Inside look at the Colorado Springs Parking Enforcement Officer

COLORADO SPRINGS, Colo. — With more than 2,500 parking meters in Colorado Springs, most of us have probably put money in one of them at some point.

But, have you ever wondered where all that money is going and how they give out tickets?

Colorado Springs has three full-time parking enforcement officers. They are paid for by the Parking Enterprise. Each officer has three different areas they patrol.

I followed one of the Parking Enforcement Officers around for the day, and I learned that writing a parking ticket takes only takes about three seconds. I also discovered this job is not for the weary. You have to have tough skin and be in shape for this job.

Jill Hessek has been patrolling the parking meters in Colorado Springs for eight years.

“I enjoy being outside, walking. I like being in the sun, getting the fresh air, smelling the flowers, talking to people and not having a cubicle desk job,” Jill Hessek, Parking Enforcement Officer for Colorado Springs.

But being a Parking Enforcement Officer isn’t always an easy job. While FOX21 was walking the streets with her, she was called several mean names.

“Parking Nazi, Parking Witch, give everybody a freebie, sometimes people yell and tell us to get a real job,” Hessek said. “I do have thick skin. I am very used to it.”

The city does give drivers some incentives to park downtown. Every day they have two randomly selected meters called “Free Lucky Parking Meters,” which means people can park there for free all day long.

“They’ll have two of these.
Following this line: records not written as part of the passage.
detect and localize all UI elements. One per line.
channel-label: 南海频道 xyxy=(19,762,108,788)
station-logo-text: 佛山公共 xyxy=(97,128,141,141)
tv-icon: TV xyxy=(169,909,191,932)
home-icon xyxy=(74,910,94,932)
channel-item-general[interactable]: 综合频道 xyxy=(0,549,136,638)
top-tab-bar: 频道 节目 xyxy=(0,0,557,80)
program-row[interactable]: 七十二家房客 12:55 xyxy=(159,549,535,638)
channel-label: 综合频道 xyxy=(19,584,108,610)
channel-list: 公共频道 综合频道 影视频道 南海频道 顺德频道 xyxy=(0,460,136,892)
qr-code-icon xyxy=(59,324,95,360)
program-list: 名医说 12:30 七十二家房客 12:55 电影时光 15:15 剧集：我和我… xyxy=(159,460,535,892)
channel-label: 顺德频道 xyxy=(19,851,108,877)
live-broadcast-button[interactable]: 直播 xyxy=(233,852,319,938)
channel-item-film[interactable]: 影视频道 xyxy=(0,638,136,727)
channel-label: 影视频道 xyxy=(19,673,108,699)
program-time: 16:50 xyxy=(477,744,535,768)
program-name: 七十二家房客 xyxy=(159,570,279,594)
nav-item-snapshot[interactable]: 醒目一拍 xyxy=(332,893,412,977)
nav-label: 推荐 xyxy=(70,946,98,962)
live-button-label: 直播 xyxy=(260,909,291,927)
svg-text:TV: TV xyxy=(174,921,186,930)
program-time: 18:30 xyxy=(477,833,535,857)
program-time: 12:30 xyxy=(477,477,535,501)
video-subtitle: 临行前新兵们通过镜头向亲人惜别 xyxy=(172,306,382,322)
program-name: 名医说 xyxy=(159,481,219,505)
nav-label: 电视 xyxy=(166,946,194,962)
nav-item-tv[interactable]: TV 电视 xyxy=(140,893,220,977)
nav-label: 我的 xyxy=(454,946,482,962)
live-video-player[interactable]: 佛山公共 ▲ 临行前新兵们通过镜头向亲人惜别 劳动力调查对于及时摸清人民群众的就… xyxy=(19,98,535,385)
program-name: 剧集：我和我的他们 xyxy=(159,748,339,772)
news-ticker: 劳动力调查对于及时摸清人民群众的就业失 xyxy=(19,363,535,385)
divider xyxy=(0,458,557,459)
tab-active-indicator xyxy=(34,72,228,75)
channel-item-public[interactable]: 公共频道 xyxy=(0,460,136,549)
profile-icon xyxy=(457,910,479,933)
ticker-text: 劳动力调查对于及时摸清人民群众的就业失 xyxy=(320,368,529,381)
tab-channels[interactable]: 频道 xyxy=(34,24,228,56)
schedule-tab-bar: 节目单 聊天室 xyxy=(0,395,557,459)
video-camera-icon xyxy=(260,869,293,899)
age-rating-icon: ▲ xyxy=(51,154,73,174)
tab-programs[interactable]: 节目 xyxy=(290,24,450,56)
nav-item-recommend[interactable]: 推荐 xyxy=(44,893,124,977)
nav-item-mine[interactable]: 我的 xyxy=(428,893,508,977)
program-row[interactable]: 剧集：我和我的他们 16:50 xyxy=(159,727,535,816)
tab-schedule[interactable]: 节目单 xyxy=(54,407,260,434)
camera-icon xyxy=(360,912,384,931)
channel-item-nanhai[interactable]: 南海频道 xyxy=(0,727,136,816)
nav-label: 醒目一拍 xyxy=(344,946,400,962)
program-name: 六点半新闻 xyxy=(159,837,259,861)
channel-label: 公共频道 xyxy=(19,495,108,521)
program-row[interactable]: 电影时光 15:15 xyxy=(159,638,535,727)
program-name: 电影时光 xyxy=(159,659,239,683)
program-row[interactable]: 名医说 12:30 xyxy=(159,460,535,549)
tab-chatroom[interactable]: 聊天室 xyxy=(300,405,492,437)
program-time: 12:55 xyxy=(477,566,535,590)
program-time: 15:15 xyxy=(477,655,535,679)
Some people don’t think it’s not a legitimate thing, but it is, it truly is. It’s great for them to shop and eat and so they have their free parking,” Hessek said.

A parking ticket in Colorado Springs will run you $20.

If you don’t pay it after seven days, they tag on a onetime fee of $5.

And while the city doesn’t offer payment plans, you can make partial payments for no additional fee.

Parking officials said it’s best to pay your parking tickets as you get them, because if you don’t, you can get a fine put on top of that.

If the tickets accumulate, you could get a boot put on your car.

“Depending if they have 10 or less boots it’s a $25 boot fee. And if they have 10 or more it’s a $50 boot fee, and as soon as they pay all the tickets in cash, they will come and remove the boot once all the tickets are paid,” Hessek said.

Hessek said each meter has a five-minute grace period after it expires, but parking tickets aren’t the only citations they give out.

“Handicap, we can give loading zone tickets, fire lane tickets, fire hydrant tickets, manner of parking is another big one that we get. If they are parked over the line or in two parking spaces that is a $30 ticket,” Hessek said.

Parking revenue for 2014 was around $604,598.50, and that’s with more than 34,233 parking tickets issued.

Hessek said outside the courthouse is where most tickets are issued, and in the summer things also pick up.

Colorado Springs store owners said they’re happy to have parking meters downtown.

“Parking meters are good. Most people do not like them, but if we don’t have parking meters then the parking will never change over and turn over for new customers to come in and park. Employees will end up parking down here and there will never be anywhere to park then,” Dorinda Gianarelli, Owner of What’s in Store, said.

But not everyone is a fan of parking meters.

“I’ve gotten about three parking tickets since I have lived in town, and it definitely is a hassle,” Colorado Springs resident Kaelynn Strand said.

In the end, Hessek wants people to know one important thing about parking enforcement officers.

“We are friendly people. We are just doing our job, and we want people to be happy and we want people to come and enjoy downtown Colorado Springs,” Hessek said.

According to the city, the parking ticket revenue goes to the general fund.

They said parking tickets are one of the annual revenue sources that are included in the total general fund revenue and are used to fund the highest priority needs of the city.